I think this is largely a new internal storage format that is more performant.

piratebroadcast · on March 24, 2014

Someone explain like I'm 5?

reactor · on March 24, 2014

As of ver 9.4, PostgreSQL support storing data in JSON format. Which it is nothing but 'text' datatype with additional syntax check built-in. You can't do a query or do update partial/selected node inside the JSON doc. But with this new jsonb (JSON Binary) format, you can do simple query as well as update certain node (if it can reach through the query).

Think it like a very basic "MongoDB" implementation :)

Take a look at their devel doc http://www.postgresql.org/docs/devel/static/datatype-json.ht... for more details.

pilif · on March 24, 2014

just nitpicking, but the json data type was added with 9.2 where it was not much more than syntax checked text plus one or two functions to convert from records and arrays into json.

In 9.3 we got many more useful functions that allow to query into json documents, though if you wanted to select rows based on the content of a json document, you'd have to resort to functional indexes.

9.4 (which is what the above post is talking about) will provide index support for arbitrary queries and a much more efficient format to store JSON data which will not involve reparsing it whenever you use any of the above functions.

gdulli · on March 24, 2014

You don't need an index to select rows based on the contents of a json document in 9.3. You may want or need them depending on your queries. (I use them sparingly, the most common pattern for me is that an indexed non-json column filters a query down to a smaller set of rows, and then a further index on the attributes referenced in the query isn't necessary.)

And if you do want to create an index now on a JSON attribute in 9.3, a function isn't necessary.

hackerboos · on March 25, 2014

Am I right in thinking this is only good for reads though?

Do writes still require loading the field into memory, parsing, updating and the writing back?

pilif · on March 25, 2014

Yes. You are right. At the moment there's no exposed functions for altering that binary data structure.

Because of the way how Postgres works though, the row will always have to be rewritten in the future (all updates to a row will cause a new copy to be written - rows are immutable in Postgres). What we might gain in the future is a way to skip the parsing process, but the document will always have to be rewritten.

rch · on March 24, 2014

I'd love to manage HDF5 this way too. Anyone know of an effort already underway?

_pmf_ · on March 24, 2014

First comment: > I believe that this is one of the most significant breakthroughs in Postgres history. Congratulations.

Yeah, right.

avenger123 · on March 24, 2014

I don't follow Postgres too much and I saw the tweet by Peter van Hardenberg first. It's great to see the enthusiasm for the project.

It's likely that 9.5 or even 9.6 will actually see the real significance of this new feature.
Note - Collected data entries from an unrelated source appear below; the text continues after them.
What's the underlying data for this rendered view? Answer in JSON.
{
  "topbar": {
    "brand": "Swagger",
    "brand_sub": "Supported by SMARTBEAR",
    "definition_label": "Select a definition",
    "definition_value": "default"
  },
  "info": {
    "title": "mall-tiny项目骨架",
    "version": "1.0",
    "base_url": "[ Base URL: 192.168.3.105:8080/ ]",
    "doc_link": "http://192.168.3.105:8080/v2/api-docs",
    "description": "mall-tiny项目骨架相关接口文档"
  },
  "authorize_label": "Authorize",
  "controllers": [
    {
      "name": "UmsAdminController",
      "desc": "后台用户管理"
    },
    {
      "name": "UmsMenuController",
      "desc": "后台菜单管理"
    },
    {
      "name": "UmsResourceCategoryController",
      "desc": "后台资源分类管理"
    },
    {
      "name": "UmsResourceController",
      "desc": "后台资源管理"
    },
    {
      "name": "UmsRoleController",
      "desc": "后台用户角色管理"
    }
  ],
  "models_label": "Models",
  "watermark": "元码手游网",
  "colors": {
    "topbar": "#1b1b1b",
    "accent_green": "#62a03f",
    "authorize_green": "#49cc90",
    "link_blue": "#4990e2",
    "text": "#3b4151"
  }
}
I don't know how solid the implementation is but once its in the wild and these missing features are added to bring it to parity with MongoDB and others, and the bugs have been fixed, it will be a great solution for a NoSQL database instead of MongoDB and others.

That is significant and worthy of celebrating. This will also give MongoDB and others another yardstick to stay on top of their game.

capkutay · on March 24, 2014

Yeah but MemSQL can do this a bajizillion times faster!

capkutay · on March 24, 2014

I don't know if I got downvoted for sarcasm (which is a valid reason for downvoting). But just incase no one noticed, this was sarcasm.